Waldstetten is a town in the German state of Baden-Württemberg, in Ostalbkreis district.

Economy and Infrastructure

Established businesses

Industry- Mostly medium and small sized enterprises are located in Waldstetten, including "Leicht Küchen," a kitchen manufacturer, established in 1928, which has approximately 850 employees in Germany.

Education
In Waldsteten is the Franz von Assisi -School", a free Catholic Realschule. There is also the "Unterm Hohenrechberg" school. Additionally, there is a pure primary school in Wißgoldingen. 
Child care in Waldstetten is provided by four Roman Catholic kindergartens.

Regular events
The Albmarathon, a 50-kilometer (30 mile) ultramarathon runs regularly through the municipality.

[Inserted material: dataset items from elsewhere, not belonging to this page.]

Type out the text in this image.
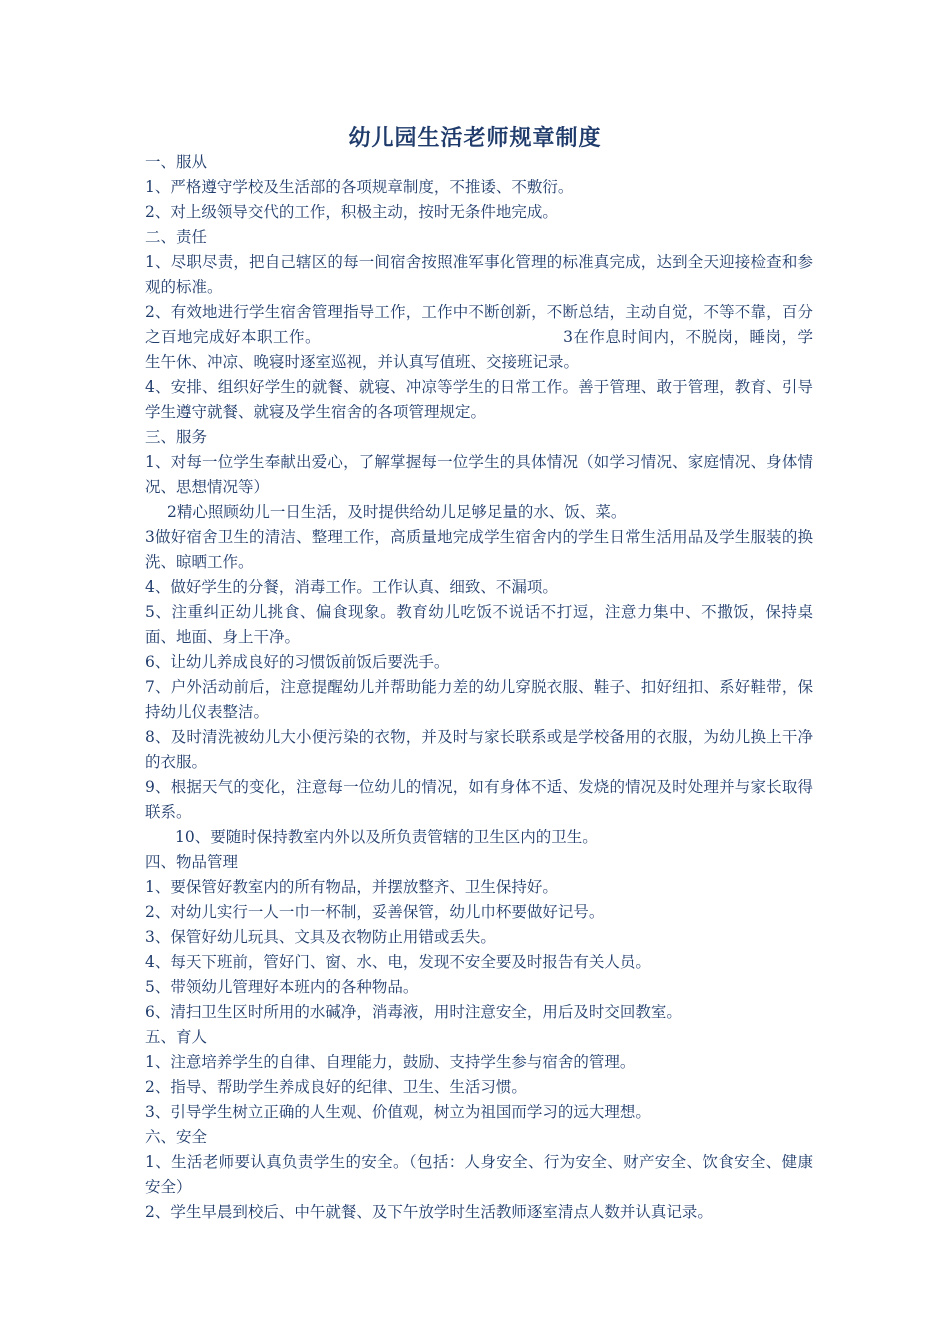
幼儿园生活老师规章制度

一、服从

1、严格遵守学校及生活部的各项规章制度，不推诿、不敷衍。

2、对上级领导交代的工作，积极主动，按时无条件地完成。

二、责任

1、尽职尽责，把自己辖区的每一间宿舍按照准军事化管理的标准真完成，达到全天迎接检查和参观的标准。

2、有效地进行学生宿舍管理指导工作，工作中不断创新，不断总结，主动自觉，不等不靠，百分之百地完成好本职工作。	3在作息时间内，不脱岗，睡岗，学生午休、冲凉、晚寝时逐室巡视，并认真写值班、交接班记录。

4、安排、组织好学生的就餐、就寝、冲凉等学生的日常工作。善于管理、敢于管理，教育、引导学生遵守就餐、就寝及学生宿舍的各项管理规定。

三、服务

1、对每一位学生奉献出爱心，了解掌握每一位学生的具体情况（如学习情况、家庭情况、身体情况、思想情况等）

2精心照顾幼儿一日生活，及时提供给幼儿足够足量的水、饭、菜。

3做好宿舍卫生的清洁、整理工作，高质量地完成学生宿舍内的学生日常生活用品及学生服装的换洗、晾晒工作。

4、做好学生的分餐，消毒工作。工作认真、细致、不漏项。

5、注重纠正幼儿挑食、偏食现象。教育幼儿吃饭不说话不打逗，注意力集中、不撒饭，保持桌面、地面、身上干净。

6、让幼儿养成良好的习惯饭前饭后要洗手。

7、户外活动前后，注意提醒幼儿并帮助能力差的幼儿穿脱衣服、鞋子、扣好纽扣、系好鞋带，保持幼儿仪表整洁。

8、及时清洗被幼儿大小便污染的衣物，并及时与家长联系或是学校备用的衣服，为幼儿换上干净的衣服。

9、根据天气的变化，注意每一位幼儿的情况，如有身体不适、发烧的情况及时处理并与家长取得联系。

10、要随时保持教室内外以及所负责管辖的卫生区内的卫生。

四、物品管理

1、要保管好教室内的所有物品，并摆放整齐、卫生保持好。

2、对幼儿实行一人一巾一杯制，妥善保管，幼儿巾杯要做好记号。

3、保管好幼儿玩具、文具及衣物防止用错或丢失。

4、每天下班前，管好门、窗、水、电，发现不安全要及时报告有关人员。

5、带领幼儿管理好本班内的各种物品。

6、清扫卫生区时所用的水碱净，消毒液，用时注意安全，用后及时交回教室。

五、育人

1、注意培养学生的自律、自理能力，鼓励、支持学生参与宿舍的管理。

2、指导、帮助学生养成良好的纪律、卫生、生活习惯。

3、引导学生树立正确的人生观、价值观，树立为祖国而学习的远大理想。

六、安全

1、生活老师要认真负责学生的安全。（包括：人身安全、行为安全、财产安全、饮食安全、健康安全）

2、学生早晨到校后、中午就餐、及下午放学时生活教师逐室清点人数并认真记录。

Sons and daughters of the town
 Bernhard Rieger (1922–2013), a Catholic theologian and Auxiliary Bishop of the Diocese of Rottenburg-Stuttgart

Other personalities
 Michael Brenner (born 1960), jurist, professor of German and European Constitutional and Administrative Law at the University of Jena, lives in Waldstetten.
 Simon Baumgarten (born 1985), handball player, grew up in Wißgoldingen and attended the Realschule Waldstetten.
 Dominik Kaiser (born 1988), football player, played in his youth for TSGV Waldstetten.
 Carina Vogt (born 1992), German ski jumper and Olympic champion, lives in Waldstetten.